Aristotle and Dante are both teen Mexican-American boys living in El Paso, Texas, in 1987, both named after long-dead philosophers and both sort of loners without any close friends. That’s where the similarities end, though. They meet one day at the local pool, when Dante, an accomplished swimmer, offers to teach Aristotle – who can only float – how to swim.

Dante is lightness and mirth, always laughing and happy, while Aristotle is often dark and moody. But the boys hit it off from their first conversation, immediately starting to laugh together over their shared strange names. Aristotle meets Dante’s parents and adores them, especially his father, who is open and talkative, welcoming Aristotle warmly. His own father hasn’t been the same since he returned from Vietnam, rarely speaking and often angry, and neither of his parents will talk about his older brother, who is in prison.
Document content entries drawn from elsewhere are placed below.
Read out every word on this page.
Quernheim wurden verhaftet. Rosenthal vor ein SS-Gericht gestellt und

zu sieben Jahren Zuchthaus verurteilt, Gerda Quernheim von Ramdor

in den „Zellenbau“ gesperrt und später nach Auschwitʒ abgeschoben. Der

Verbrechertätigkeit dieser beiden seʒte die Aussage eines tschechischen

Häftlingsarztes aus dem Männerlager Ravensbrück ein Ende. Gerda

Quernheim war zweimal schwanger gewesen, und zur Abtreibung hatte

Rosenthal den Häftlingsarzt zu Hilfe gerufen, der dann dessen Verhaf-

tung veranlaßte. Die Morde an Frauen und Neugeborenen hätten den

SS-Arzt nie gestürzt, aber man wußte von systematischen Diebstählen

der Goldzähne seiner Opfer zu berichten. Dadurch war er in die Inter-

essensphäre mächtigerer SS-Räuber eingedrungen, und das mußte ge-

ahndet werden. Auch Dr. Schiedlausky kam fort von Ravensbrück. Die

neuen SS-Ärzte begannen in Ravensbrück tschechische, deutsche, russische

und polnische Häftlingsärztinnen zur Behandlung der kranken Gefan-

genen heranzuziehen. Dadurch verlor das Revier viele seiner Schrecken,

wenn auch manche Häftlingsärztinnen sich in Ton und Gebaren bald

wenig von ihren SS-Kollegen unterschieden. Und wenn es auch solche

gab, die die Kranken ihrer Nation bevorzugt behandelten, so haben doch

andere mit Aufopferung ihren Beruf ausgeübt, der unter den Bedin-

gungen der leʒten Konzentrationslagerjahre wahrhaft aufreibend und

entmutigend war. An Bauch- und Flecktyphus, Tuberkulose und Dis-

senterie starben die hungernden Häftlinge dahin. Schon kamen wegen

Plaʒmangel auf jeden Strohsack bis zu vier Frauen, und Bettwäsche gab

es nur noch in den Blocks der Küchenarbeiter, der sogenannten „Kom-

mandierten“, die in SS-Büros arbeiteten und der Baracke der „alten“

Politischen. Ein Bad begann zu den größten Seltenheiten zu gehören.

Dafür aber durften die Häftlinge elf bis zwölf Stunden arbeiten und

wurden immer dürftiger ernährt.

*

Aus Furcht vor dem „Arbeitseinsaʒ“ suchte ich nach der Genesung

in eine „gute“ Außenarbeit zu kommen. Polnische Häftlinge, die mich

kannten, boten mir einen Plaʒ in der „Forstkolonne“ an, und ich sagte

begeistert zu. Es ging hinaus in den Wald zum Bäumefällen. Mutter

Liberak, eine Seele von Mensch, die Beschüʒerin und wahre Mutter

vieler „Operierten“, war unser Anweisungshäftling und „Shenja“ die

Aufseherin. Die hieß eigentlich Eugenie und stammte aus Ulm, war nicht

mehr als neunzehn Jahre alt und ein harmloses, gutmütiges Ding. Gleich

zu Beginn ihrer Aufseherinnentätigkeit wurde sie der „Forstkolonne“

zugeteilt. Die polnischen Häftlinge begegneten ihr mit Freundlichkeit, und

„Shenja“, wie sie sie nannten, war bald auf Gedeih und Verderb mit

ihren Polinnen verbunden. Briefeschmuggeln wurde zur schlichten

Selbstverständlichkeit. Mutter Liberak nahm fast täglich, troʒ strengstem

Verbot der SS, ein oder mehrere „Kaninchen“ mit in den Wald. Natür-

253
The two boys spend an idyllic summer together, swimming, making up silly games, and experiencing what it means to have a best friend for the first time in their lives. Dante is the one person who can bring Ari out of his dark moods, who can get him to talk, who can make him laugh. Their friendship even helps Ari to begin to open up with his family. Before the summer ends, though, tragedy strikes, and their friendship hits some serious obstacles that complicate their easy relationship.

This warm, moving, often funny novel is compulsively readable, as the easy-going, funny banter between the two friends turns into a deep bond. Although it delves deep into the mysteries of friendship, it also explores family, in all of its difficult and dysfunctional guises. Together, though in different ways, the two boys try to figure out who they are and what they want out of life, in a classic coming-of-age story, as they each encounter significant challenges. Aren’t such struggles always easier with a best friend by your side?

359 pages, Simon & Schuster

1 comment:

  1. I loved this book. Even teenagers recognize its brilliance.